I love this. It’s what? I hate that!

When we were kids, we spent a lot of our summer days at home, playing in the pool and jumping on the trampoline. And nearly every day, Mom would make sandwiches for our lunch, which she served outside on the patio picnic table. Those sandwiches were usually lunch meat: bologna, salami, or something similar, along with Miracle Whip and some lettuce, and maybe other stuff. The details are a little foggy now, 45 years later.

I do recall that at some point Mom began making the sandwiches with leaf spinach rather than lettuce. One day, after several days of eating these slightly modified sandwiches, my youngest sister, Melody, commented: “Mom, I really like this new lettuce!” That was a mistake.

You see, of the five of us, the three oldest (myself included) knew that the “new lettuce” was actually spinach. I’m not sure about Marie, who’s a year younger than I, but I know for certain that Melody, the youngest, had no idea that she had been eating spinach for the last few days. And of course my brother and I thought it was our duty to educate our sister. I’m not sure which one of us actually said, “That ‘new lettuce’ is actually leaf spinach.”

Melody looked up at us skeptically (we might have played some tricks on her before), and then looked at Marilyn (oldest sister) for confirmation. Marilyn had already done a face-palm, knowing what the reaction was going to be, and Melody took that as confirmation. She put her sandwich down and said, “Ewwww. I hate spinach!” She wouldn’t finish her sandwich and for weeks after that she’d carefully inspect whatever was put in front of her to ensure that Mom wasn’t trying to sneak something by. If she didn’t recognize it, she wouldn’t eat it.

Understand, Melody was maybe five or six years old at the time. So I guess I can cut her some slack.

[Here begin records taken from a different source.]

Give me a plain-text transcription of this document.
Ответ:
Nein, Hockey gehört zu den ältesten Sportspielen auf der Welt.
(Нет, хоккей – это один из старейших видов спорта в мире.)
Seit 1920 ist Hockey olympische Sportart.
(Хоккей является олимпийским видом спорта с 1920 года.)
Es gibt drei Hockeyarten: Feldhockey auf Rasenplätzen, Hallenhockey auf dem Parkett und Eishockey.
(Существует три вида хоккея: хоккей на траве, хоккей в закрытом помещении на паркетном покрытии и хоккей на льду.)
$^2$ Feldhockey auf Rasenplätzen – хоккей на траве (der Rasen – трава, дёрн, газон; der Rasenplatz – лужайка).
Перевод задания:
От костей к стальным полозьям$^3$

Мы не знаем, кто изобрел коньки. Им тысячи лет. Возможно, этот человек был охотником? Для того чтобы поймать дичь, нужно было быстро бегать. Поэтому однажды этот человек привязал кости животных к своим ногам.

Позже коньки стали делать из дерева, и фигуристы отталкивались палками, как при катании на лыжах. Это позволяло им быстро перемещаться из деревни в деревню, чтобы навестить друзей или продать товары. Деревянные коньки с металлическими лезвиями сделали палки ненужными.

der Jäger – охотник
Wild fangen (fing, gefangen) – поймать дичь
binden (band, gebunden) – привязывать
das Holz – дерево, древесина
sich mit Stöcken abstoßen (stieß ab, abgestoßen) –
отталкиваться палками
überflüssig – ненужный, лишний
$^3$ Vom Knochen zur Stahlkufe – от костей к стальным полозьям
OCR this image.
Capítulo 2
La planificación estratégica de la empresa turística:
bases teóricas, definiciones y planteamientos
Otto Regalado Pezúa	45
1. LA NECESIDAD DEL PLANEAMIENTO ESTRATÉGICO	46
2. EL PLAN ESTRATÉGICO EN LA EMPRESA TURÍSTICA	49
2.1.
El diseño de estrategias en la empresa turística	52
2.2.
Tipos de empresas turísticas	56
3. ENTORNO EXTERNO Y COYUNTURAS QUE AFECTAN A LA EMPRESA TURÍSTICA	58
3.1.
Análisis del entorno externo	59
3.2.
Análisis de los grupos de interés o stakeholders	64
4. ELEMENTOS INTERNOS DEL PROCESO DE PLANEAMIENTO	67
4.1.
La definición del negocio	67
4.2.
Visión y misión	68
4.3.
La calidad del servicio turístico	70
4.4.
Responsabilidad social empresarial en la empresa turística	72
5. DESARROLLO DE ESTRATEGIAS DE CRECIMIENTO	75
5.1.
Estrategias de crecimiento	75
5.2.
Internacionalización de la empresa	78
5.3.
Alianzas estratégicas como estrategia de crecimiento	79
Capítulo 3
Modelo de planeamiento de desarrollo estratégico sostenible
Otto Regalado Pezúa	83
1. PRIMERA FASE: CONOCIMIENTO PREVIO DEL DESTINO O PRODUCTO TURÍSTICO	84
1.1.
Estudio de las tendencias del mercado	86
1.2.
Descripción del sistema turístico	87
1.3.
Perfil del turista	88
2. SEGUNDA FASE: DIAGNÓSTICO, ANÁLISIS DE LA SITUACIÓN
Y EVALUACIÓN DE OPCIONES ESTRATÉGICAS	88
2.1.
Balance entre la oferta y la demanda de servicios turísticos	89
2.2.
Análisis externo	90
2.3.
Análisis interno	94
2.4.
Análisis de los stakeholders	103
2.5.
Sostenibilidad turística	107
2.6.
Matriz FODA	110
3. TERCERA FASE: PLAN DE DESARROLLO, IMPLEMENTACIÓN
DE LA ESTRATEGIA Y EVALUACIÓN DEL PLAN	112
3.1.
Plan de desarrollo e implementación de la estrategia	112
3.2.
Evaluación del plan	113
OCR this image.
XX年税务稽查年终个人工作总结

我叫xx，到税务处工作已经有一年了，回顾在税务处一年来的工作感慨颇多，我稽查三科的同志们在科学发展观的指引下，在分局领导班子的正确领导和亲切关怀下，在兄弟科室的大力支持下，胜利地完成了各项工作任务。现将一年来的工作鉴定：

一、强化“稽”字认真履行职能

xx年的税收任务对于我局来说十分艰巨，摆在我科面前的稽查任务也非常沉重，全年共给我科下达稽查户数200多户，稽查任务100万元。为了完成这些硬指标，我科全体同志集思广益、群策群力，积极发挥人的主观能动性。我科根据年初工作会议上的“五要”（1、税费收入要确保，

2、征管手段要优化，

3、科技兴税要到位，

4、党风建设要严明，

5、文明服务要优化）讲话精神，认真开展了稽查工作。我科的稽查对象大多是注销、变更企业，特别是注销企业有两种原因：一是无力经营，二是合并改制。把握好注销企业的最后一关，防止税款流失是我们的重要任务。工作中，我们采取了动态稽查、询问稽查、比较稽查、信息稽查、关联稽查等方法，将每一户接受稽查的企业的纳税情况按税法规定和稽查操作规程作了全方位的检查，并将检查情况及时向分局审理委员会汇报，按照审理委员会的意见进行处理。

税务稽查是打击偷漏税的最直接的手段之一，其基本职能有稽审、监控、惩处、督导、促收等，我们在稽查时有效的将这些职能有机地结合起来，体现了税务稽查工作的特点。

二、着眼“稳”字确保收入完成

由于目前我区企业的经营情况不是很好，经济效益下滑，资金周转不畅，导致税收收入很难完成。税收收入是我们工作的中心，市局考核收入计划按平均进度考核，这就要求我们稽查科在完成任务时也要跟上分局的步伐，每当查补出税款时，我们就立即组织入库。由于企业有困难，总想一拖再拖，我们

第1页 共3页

Back in the late ’90s, a friend came to visit, and Debra and I took her to have sushi. Our friend liked a particular type of sushi roll, and was excited to be having it again. I don’t remember exactly which roll it was, but one of the things she really liked about it was the crunchy texture and the taste of the masago (capelin roe) that was on the outside of the roll. Since she liked sushi and was ecstatic about having that roll, I figured she knew what she was eating. So I said something about fish eggs.

Her response was worse than Melody’s: she put down the piece she was holding, spit out what was in her mouth, and then drank a whole glass of water to get rid of the taste. This was after she’d already eaten two pieces of the roll while enthusiastically telling us how much she liked it. But after she found out that masago is fish eggs, she wouldn’t touch another bite.

Since then, I’ve seen similar reactions from many other people. I call it the, “I love this. It’s what? I hate that!” reaction. I can almost understand it with food, because I’ve been in the position of being told what something was after I ate it, and I felt the internal turmoil of having eaten something that I probably wouldn’t have eaten had I known what it was beforehand. But I can’t at all understand that reaction when applied to other things. Politics, for example.

I’ve actually seen conversations that went something like this:

Person 1: “That’s a really good idea.”

Person 2: “Yeah, when President Obama proposed it, I ….”

Person 1: “Obama proposed it? What a stupid idea!”

And, of course, several years ago I saw similar conversations, but with “Bush” replacing “Obama.”

I would find it funny if it weren’t so common. It seems as though, when it comes to politics, a large fraction of the American public is more interested in who the ideas come from than if the ideas have any merit. We call that “tribalism.” It’s stupid in the extreme.